Vous mettez, sire, le comble à vos bontés pour moi, par les détails où voulez bien entrer sur ma santé. Elle se rétablit peu à peu, et j’espére qu’elle se conservera par un régime exact, le seul remède auquel j’aie confiance. Toutes les recettes dont j’ai usé d’ailleurs, quoique réputées stomachiques ou stomachales, car leur nom n’est pas plus assuré que leur effet, m’ont fait plus de mal que de bien ; mon estomac est de la nature des pédans, il se révolte contre tout ce qui lui est nouveau, médicamens et nourriture. Si j’avais néanmoins le malheur de ne pouvoir me passer de remèdes, j’essayerais des eaux minérales que votre majesté me conseille ; mais j’aurai recours à la médecine le plus tard que faire se pourra ; je la regarde comme la sœur presque jumelle de la métaphysique, par son incertitude ; et il me semble qu’elle a l’obligation à la théologie de n’être pas la première des impertinences humaines. Votre majesté me permettra-t-elle de profiter de cette occasion pour lui offrir mes vœux sincères à l’occasion du mariage prochain de monseigneur le prince de Prusse ?

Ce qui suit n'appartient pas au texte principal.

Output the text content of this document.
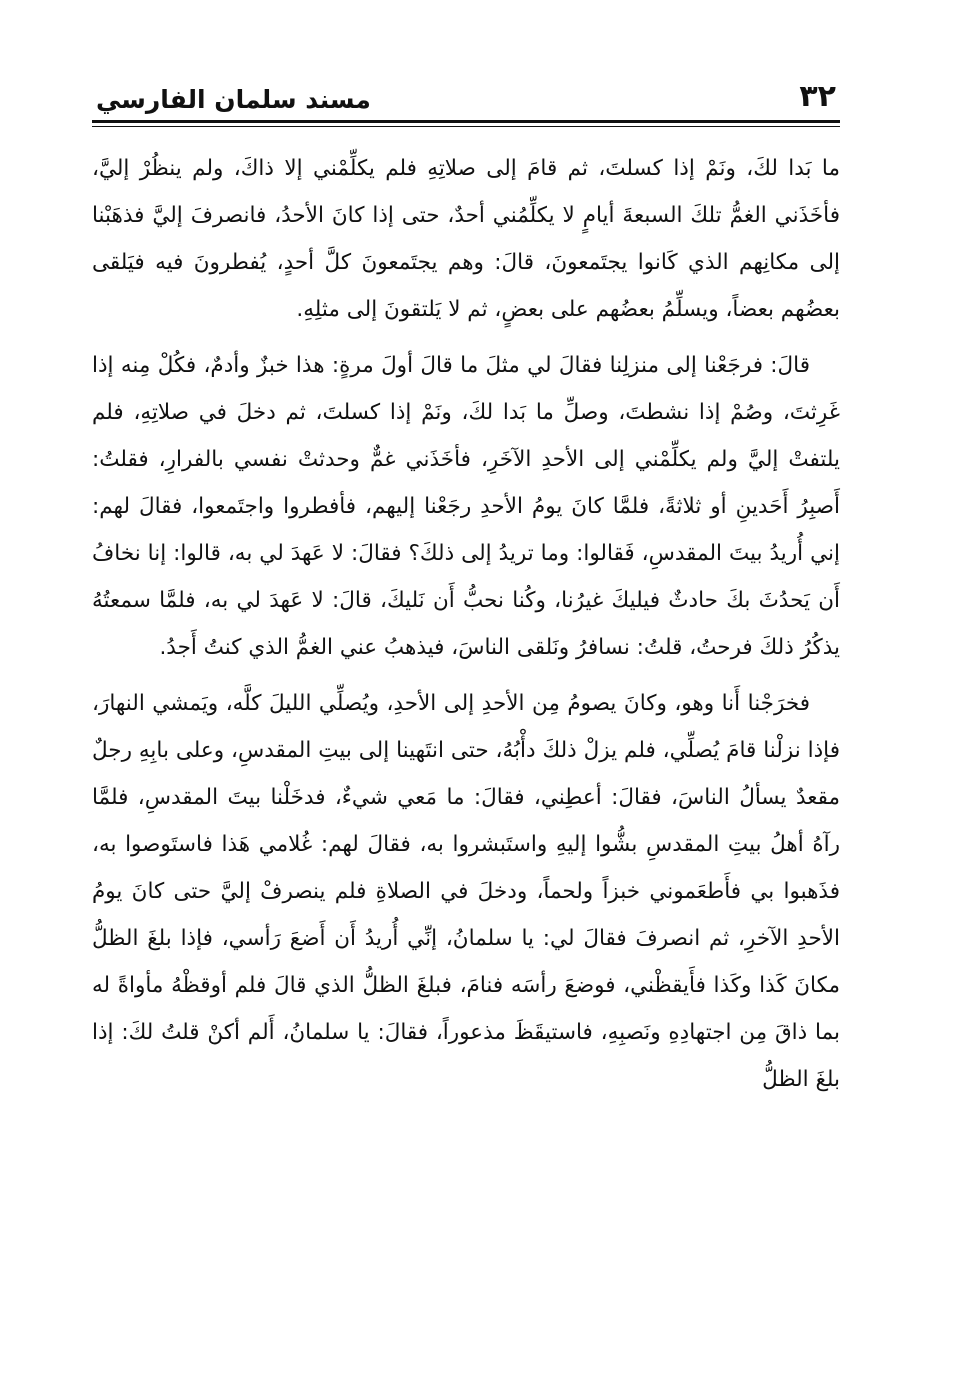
٣٢
مسند سلمان الفارسي

ما بَدا لكَ، ونَمْ إذا كسلتَ، ثم قامَ إلى صلاتِهِ فلم يكلِّمْني إلا ذاكَ، ولم ينظُرْ إليَّ، فأخَذَني الغمُّ تلكَ السبعةَ أيامٍ لا يكلِّمُني أحدٌ، حتى إذا كانَ الأحدُ، فانصرفَ إليَّ فذهَبْنا إلى مكانِهم الذي كَانوا يجتَمعونَ، قالَ: وهم يجتَمعونَ كلَّ أحدٍ، يُفطرونَ فيه فيَلقى بعضُهم بعضاً، ويسلِّمُ بعضُهم على بعضٍ، ثم لا يَلتقونَ إلى مثلِهِ.

قالَ: فرجَعْنا إلى منزلِنا فقالَ لي مثلَ ما قالَ أولَ مرةٍ: هذا خبزٌ وأدمٌ، فكُلْ مِنه إذا غَرِثتَ، وصُمْ إذا نشطتَ، وصلِّ ما بَدا لكَ، ونَمْ إذا كسلتَ، ثم دخلَ في صلاتِهِ، فلم يلتفتْ إليَّ ولم يكلِّمْني إلى الأحدِ الآخَرِ، فأخَذَني غمٌّ وحدثتْ نفسي بالفرارِ، فقلتُ: أَصبِرُ أَحَدينِ أو ثلاثةً، فلمَّا كانَ يومُ الأحدِ رجَعْنا إليهم، فأفطروا واجتَمعوا، فقالَ لهم: إني أُريدُ بيتَ المقدسِ، فَقالوا: وما تريدُ إلى ذلكَ؟ فقالَ: لا عَهدَ لي به، قالوا: إنا نخافُ أَن يَحدُثَ بكَ حادثٌ فيليكَ غيرُنا، وكُنا نحبُّ أَن نَليكَ، قالَ: لا عَهدَ لي به، فلمَّا سمعتُهُ يذكُرُ ذلكَ فرحتُ، قلتُ: نسافرُ ونَلقى الناسَ، فيذهبُ عني الغمُّ الذي كنتُ أَجدُ.

فخرَجْنا أَنا وهو، وكانَ يصومُ مِن الأحدِ إلى الأحدِ، ويُصلِّي الليلَ كلَّه، ويَمشي النهارَ، فإذا نزلْنا قامَ يُصلِّي، فلم يزلْ ذلكَ دأْبُهُ، حتى انتَهينا إلى بيتِ المقدسِ، وعلى بابِهِ رجلٌ مقعدٌ يسألُ الناسَ، فقالَ: أعطِني، فقالَ: ما مَعي شيءٌ، فدخَلْنا بيتَ المقدسِ، فلمَّا رآهُ أهلُ بيتِ المقدسِ بشُّوا إليهِ واستَبشروا به، فقالَ لهم: غُلامي هَذا فاستَوصوا به، فذَهبوا بي فأَطعَموني خبزاً ولحماً، ودخلَ في الصلاةِ فلم ينصرفْ إليَّ حتى كانَ يومُ الأحدِ الآخرِ، ثم انصرفَ فقالَ لي: يا سلمانُ، إنِّي أُريدُ أَن أَضعَ رَأسي، فإذا بلغَ الظلُّ مكانَ كَذا وكَذا فأَيقظْني، فوضعَ رأسَه فنامَ، فبلغَ الظلُّ الذي قالَ فلم أوقظْهُ مأواةً له بما ذاقَ مِن اجتهادِهِ ونَصبِهِ، فاستيقَظَ مذعوراً، فقالَ: يا سلمانُ، أَلم أكنْ قلتُ لكَ: إذا بلغَ الظلُّ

D’une tige en héros féconde
Puissent naître à jamais des fils et des neveux
Qui fassent le bonheur du monde !

Ces fils et ces neveux, sire, n’auront pas à chercher bien loin de chez eux le modèle qu’ils auront à suivre.

Si votre majesté, qui ne veut point de ministre pour son professeur de belles-lettres, avait moins de répugnance pour la messe que pour la cène, on m’a parlé d’un fort honnête prêtre qui ne dira la messe ( supposé qu’il la dise) que pour son plaisir, et qui trouvera très-bon que votre majesté ne vienne pas l’entendre. On dit d’ailleurs tout le bien possible de sa capacité, de son caractère et de ses mœurs. En cas qu’il pût convenir à votre majesté, je lui proposerai la place avec les avantages considérables qui y sont attachés, et je ne négligerai rien pour l’engager à l’accepter. Heureux si le succès répond à mon zèle !

Je suis etc.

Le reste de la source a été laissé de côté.